I don’t think anyone could write an article praising Friends without addressing the fact that the show’s characters sometimes express attitudes that are no longer acceptable. Chief examples of this include Ross asking his lesbian ex-wife to ‘put aside’ her lesbianism, or being uncomfortable with a male nanny. People also take issue with the frequent fat-jokes about Monica. I think we may be in danger of equating homophobia being on-screen with homophobia being justified or encouraged. Certainly, it is wrong and ignorant to ask someone to put their sexuality aside. But the show doesn’t make out that Ross is some kind of macho hero for doing so; Ross comes across as overwhelmingly weak in saying this, evidently longing to return to a past he cannot quite accept is gone. As regards his comments towards the male nanny, it seems quite clear to me that Ross is the butt of the joke here. His prejudice is shown to be unfounded, and Rachel consistently calls him out for his attitudes. So Ross does express sexist attitudes about the male nanny, but when he does we laugh at him, not with him. Similarly, I’m actually not sure if there’s anything wrong with the jokes about ‘when Monica used to be fat’. I used to be a lot bigger than I am, and my friends make jokes about what I was once like too. But these are actually really encouraging; it’s lovely to have people recognise that you’ve undergone a transformation. Certainly, the on-screen jokes are not ‘fat-positive’, because they suggest it is a good thing that Monica has lost weight. But if this is what Monica herself thinks, who are we to tell her she should have different opinions about her own body? Drawing on my own life, I think I’m better off at my current weight, and it’s nice that my friends do too.

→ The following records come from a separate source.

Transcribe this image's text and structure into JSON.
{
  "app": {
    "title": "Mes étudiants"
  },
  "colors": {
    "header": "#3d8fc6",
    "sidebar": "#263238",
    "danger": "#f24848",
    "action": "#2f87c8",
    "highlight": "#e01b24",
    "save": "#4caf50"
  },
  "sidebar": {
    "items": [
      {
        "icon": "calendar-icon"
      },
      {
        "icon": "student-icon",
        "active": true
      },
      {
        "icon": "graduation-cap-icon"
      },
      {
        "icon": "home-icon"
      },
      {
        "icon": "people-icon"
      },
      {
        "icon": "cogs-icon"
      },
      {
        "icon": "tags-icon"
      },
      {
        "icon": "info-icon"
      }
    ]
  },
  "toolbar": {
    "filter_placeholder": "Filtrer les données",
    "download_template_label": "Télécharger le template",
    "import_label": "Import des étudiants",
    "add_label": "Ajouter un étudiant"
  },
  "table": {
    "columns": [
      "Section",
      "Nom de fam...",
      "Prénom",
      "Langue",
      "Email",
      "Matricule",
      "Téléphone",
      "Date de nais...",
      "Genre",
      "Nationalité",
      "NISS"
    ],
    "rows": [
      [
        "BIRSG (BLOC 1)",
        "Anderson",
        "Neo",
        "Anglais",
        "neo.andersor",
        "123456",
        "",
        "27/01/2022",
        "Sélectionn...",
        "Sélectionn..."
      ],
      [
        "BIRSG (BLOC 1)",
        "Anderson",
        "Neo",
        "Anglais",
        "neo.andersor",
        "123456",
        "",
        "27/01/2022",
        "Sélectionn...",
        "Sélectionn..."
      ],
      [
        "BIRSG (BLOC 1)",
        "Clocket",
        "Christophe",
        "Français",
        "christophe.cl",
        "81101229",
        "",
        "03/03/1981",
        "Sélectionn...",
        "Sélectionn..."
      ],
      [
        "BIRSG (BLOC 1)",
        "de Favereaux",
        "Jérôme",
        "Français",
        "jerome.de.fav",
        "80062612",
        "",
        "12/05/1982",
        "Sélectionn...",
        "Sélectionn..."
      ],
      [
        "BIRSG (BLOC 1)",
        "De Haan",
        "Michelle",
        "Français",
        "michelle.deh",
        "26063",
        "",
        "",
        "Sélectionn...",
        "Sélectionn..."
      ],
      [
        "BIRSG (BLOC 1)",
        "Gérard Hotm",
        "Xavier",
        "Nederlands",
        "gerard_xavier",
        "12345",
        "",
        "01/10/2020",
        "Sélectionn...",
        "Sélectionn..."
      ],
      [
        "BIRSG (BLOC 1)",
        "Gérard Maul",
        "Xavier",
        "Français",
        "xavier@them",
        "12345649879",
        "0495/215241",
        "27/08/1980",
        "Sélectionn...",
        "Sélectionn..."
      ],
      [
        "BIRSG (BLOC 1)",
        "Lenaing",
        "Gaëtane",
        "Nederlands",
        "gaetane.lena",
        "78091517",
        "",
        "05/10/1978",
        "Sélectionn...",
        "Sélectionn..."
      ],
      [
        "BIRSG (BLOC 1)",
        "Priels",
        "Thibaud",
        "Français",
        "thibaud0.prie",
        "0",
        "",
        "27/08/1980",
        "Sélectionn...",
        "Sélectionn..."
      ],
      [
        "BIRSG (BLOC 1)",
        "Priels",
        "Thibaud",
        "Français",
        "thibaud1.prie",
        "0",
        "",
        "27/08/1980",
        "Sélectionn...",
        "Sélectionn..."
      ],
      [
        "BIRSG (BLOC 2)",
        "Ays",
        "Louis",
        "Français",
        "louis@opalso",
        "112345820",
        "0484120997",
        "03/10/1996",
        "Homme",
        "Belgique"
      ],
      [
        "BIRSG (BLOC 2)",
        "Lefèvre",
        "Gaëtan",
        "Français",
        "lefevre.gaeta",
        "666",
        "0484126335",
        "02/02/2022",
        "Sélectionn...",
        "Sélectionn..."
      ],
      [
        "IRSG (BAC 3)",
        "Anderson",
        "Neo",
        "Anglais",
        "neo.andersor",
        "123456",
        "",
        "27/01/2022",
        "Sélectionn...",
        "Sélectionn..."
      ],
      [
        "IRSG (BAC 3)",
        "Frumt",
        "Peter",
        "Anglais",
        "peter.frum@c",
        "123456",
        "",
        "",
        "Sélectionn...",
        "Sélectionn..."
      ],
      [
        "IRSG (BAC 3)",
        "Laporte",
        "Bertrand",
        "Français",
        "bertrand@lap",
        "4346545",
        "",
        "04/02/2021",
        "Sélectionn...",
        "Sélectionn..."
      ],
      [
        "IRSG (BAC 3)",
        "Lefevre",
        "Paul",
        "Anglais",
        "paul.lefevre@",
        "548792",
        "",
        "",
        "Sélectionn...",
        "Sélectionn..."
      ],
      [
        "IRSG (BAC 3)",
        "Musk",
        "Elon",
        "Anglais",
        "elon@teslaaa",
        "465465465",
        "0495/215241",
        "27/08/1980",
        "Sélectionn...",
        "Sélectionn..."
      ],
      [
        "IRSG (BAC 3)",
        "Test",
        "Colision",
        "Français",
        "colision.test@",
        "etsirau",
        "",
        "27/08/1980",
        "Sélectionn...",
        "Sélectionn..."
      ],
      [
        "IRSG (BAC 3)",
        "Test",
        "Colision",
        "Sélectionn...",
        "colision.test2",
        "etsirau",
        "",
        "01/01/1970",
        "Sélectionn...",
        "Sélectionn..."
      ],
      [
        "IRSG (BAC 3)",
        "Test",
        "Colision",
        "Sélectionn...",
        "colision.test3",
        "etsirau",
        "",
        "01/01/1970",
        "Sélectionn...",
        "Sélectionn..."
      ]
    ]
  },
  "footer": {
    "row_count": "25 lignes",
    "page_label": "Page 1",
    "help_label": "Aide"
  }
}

Friends has an extraordinarily wide appeal, and one that has lasted over two decades. This may seem surprising due to the fact that the show sometimes presents us with attitudes we no longer find acceptable. But the show doesn’t encourage these attitudes, and characters which are toxic are usually the butt of the joke. The true appeal of Friends lies in the fact that its characters are all at different stages in life, meaning that every viewer finds something relatable, and these characters are overwhelmingly likeable for a variety of reasons. Friends is an escape for many, but it isn’t superficial; Friends presents us with a world in which friendships are always reliable, regardless of the ups and downs of life.